Over the past few months I've been trying to define the essence of why development work is so hard. If it were easy, well, the developing countries would have already developed. On a macro level there's a slew of issues from poor governance to the educated workforce leaving for greener pastures to poor allocation of aid. But seemingly, on the community level, these factors shouldn't really come into play. Why is my personal development work so hard?
In essence, I'm tasked with implementing behavioral change. I'm trying to rally a community around completely foreign ideas. It's one thing to organize and motivate around something that everyone believes in. It's quite another when they've never heard of the ideas you're proposing.
That brings me to climate change, a good analogy to illustrate this point. Let's imagine that it's 1998. The Y2K crisis is still off the map. Dot coms are booming. The economy is doing well. Seemingly America has hit its stride. You're working for a small outfit lobbying for better environmental policies. Your role is education. You travel all over the US meeting with people on college campuses, coffee shops, etc. But it's 1998. Green buzzwords haven't drifting into the collective conscious. Times are good. People are complacent. For all your competence in listing off the problems on the horizon and what we need to do to change course, you have this feeling it's all falling on deaf ears.

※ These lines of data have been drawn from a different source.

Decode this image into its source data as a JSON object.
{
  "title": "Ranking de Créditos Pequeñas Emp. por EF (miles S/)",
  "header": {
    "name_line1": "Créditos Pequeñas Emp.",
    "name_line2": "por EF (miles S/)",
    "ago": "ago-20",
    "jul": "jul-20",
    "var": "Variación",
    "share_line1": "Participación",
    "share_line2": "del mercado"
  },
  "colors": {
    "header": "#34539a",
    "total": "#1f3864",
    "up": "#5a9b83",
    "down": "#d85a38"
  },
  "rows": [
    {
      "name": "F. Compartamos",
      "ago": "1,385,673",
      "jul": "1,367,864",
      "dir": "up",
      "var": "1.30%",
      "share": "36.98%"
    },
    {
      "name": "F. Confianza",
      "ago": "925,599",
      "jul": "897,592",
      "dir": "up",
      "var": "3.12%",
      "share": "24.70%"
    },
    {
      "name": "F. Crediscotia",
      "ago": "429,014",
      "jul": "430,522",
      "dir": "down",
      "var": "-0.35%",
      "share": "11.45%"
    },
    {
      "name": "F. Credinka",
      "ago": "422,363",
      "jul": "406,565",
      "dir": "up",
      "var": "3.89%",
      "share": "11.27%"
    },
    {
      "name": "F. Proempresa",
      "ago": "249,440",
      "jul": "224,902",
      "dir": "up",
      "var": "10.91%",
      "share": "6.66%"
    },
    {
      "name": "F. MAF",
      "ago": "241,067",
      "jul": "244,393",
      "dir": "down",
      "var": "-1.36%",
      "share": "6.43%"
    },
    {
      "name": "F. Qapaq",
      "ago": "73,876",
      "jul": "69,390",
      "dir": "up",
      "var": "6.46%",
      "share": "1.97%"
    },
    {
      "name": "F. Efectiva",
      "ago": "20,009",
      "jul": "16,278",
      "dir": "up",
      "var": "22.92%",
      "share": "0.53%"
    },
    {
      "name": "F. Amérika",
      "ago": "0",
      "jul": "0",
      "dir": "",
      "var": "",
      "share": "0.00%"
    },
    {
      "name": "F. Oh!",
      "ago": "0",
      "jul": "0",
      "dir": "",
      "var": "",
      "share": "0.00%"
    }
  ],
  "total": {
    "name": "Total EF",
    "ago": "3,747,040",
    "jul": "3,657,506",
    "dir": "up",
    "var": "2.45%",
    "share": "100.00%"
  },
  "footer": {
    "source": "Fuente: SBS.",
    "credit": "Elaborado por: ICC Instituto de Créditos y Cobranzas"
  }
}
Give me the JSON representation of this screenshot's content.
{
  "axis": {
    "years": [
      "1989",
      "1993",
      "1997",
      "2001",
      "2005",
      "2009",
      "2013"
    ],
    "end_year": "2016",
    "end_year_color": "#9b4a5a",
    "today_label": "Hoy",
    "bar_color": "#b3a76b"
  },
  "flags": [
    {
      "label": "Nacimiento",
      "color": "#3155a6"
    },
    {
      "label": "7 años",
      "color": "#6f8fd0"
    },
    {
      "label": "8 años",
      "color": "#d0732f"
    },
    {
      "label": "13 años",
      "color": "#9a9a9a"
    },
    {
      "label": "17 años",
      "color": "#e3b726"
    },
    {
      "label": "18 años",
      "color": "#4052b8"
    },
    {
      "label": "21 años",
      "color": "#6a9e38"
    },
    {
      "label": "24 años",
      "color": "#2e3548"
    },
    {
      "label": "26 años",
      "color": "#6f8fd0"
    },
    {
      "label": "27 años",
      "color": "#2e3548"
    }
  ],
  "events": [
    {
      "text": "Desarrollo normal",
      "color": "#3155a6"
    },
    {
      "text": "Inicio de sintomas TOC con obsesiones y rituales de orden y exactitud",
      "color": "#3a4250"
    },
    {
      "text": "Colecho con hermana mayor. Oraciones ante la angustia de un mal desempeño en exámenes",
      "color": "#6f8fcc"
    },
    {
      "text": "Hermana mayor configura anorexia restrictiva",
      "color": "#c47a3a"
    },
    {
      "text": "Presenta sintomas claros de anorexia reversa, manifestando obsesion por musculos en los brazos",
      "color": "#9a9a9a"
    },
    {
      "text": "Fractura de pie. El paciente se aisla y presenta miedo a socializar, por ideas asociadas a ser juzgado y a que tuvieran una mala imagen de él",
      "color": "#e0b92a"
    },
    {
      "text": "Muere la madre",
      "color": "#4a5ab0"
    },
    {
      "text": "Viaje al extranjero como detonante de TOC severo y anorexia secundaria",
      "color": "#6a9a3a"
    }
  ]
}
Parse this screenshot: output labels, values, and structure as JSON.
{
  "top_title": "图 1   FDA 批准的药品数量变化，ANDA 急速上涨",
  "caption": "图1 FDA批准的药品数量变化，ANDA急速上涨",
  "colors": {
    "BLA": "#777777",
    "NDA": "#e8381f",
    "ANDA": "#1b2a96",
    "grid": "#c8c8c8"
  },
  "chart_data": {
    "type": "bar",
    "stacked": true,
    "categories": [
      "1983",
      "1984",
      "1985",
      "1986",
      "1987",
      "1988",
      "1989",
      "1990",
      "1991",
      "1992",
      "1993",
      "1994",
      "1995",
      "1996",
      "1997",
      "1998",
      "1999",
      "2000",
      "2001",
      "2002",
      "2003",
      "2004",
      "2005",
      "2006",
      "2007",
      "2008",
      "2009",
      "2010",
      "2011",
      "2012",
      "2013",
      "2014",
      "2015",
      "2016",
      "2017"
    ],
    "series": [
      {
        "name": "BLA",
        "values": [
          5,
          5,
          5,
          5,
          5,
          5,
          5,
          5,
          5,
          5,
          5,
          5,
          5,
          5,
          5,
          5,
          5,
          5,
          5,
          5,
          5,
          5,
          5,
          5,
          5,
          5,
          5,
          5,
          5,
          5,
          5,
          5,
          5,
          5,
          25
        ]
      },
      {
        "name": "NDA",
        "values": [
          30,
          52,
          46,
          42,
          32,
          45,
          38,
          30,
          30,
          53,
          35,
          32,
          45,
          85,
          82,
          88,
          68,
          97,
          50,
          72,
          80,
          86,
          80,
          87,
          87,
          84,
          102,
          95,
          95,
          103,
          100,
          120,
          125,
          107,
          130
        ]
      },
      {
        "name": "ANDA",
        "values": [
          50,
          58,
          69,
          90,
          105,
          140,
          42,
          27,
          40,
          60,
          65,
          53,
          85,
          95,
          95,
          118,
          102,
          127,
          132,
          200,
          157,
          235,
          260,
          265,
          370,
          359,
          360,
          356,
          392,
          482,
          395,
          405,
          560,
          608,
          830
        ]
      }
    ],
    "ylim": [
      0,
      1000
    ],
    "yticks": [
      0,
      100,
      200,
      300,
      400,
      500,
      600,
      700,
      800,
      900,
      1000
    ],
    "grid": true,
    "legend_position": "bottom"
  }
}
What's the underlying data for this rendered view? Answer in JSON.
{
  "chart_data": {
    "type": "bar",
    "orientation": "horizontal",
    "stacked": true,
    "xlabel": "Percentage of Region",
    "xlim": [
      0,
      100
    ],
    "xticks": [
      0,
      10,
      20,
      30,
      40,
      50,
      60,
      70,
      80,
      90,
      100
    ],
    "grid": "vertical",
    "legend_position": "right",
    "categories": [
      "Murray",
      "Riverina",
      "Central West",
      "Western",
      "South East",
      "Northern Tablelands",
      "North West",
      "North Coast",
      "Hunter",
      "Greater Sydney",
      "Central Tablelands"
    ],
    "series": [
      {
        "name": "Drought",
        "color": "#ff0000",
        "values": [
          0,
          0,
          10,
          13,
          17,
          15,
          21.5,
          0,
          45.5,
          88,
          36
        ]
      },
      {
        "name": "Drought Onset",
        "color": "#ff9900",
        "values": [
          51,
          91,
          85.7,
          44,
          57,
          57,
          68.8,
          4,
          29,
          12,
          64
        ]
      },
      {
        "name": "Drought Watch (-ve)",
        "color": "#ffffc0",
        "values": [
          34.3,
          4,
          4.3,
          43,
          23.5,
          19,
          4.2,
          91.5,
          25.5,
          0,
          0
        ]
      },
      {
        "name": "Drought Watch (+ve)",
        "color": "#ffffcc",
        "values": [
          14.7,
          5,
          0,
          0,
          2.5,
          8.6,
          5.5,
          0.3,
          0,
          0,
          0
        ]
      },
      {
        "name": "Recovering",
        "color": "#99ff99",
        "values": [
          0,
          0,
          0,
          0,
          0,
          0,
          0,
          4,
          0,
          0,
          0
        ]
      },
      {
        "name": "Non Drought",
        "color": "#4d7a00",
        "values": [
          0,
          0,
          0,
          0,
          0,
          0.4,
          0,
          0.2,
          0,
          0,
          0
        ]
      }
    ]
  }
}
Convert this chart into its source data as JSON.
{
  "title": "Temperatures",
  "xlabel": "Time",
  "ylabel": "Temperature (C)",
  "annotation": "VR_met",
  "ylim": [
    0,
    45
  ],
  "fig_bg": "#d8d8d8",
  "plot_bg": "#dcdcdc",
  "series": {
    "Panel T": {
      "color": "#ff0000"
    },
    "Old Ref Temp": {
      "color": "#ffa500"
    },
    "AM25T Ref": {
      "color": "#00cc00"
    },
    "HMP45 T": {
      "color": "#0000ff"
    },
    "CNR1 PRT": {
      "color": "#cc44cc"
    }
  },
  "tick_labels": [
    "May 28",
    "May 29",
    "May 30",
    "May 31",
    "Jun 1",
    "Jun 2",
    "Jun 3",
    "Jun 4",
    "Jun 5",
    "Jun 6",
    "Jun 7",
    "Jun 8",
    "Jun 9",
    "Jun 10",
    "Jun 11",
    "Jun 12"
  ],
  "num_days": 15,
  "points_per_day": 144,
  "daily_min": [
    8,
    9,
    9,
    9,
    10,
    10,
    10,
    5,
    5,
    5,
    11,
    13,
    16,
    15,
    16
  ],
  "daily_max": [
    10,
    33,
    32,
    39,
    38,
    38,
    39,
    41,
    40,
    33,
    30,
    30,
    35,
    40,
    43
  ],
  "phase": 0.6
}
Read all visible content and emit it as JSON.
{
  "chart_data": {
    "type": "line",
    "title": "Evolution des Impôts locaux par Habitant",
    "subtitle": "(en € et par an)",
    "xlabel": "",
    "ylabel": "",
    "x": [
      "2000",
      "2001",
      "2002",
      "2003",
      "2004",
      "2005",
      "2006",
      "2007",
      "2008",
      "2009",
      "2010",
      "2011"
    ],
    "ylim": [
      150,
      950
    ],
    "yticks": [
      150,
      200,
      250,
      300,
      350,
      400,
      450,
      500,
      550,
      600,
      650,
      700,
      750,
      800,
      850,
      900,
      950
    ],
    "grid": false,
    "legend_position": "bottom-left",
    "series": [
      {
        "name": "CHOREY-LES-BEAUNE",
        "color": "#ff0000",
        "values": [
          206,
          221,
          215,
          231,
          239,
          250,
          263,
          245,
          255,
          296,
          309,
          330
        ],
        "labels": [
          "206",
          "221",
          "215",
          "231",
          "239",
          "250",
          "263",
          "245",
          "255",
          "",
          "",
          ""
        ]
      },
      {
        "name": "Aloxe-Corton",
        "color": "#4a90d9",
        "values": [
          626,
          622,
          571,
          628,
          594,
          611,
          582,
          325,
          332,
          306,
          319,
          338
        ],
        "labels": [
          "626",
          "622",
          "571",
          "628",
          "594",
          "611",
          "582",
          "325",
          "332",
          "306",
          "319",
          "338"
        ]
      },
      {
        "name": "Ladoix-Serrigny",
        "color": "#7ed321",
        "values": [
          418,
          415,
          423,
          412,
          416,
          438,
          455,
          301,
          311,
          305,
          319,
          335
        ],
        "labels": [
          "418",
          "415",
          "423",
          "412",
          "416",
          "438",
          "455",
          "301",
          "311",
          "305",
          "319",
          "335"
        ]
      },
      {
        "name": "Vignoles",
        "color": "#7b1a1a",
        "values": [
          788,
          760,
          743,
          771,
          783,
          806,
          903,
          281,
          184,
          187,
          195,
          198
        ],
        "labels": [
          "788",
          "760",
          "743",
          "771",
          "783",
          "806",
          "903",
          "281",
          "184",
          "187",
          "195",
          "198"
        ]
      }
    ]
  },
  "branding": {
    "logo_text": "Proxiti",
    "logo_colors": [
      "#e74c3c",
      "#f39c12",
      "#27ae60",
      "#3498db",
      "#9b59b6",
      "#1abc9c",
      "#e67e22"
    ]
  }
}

Let's fast forward to today. While people know more than they did twelve years ago, we're still not exactly storming the halls of Congress. We're in a crisis folks. This isn't just about saving obscure species of butterflies and villages you read about in National Geographic. Entire species are going extinct every twenty minutes. Over two million people die every year from air pollution. More than 80% of the world's natural forests have been destroyed.
But how do you mount a green revolution? How do you bring climate change to the forefront? It's so abstract. Temperature differences of a degree or two? Ocean rises of maybe a foot in the next century? The statistics seem almost palatable. There are dire consequences for inaction, but it seems so far off, so removed from daily life.
So that's life on the Rio Mananti. People are dying from totally preventable health issues. But it's hard to tease those deaths out of the white noise of life where people come and go. People acknowledge that sicknesses come from drinking contaminated water and there is a basic understanding of disease transmission. It's just not quite enough for action. So for now, I keep on keepin' on with the idea that eventually these ideas will stick, that behavioral change is just around the corner.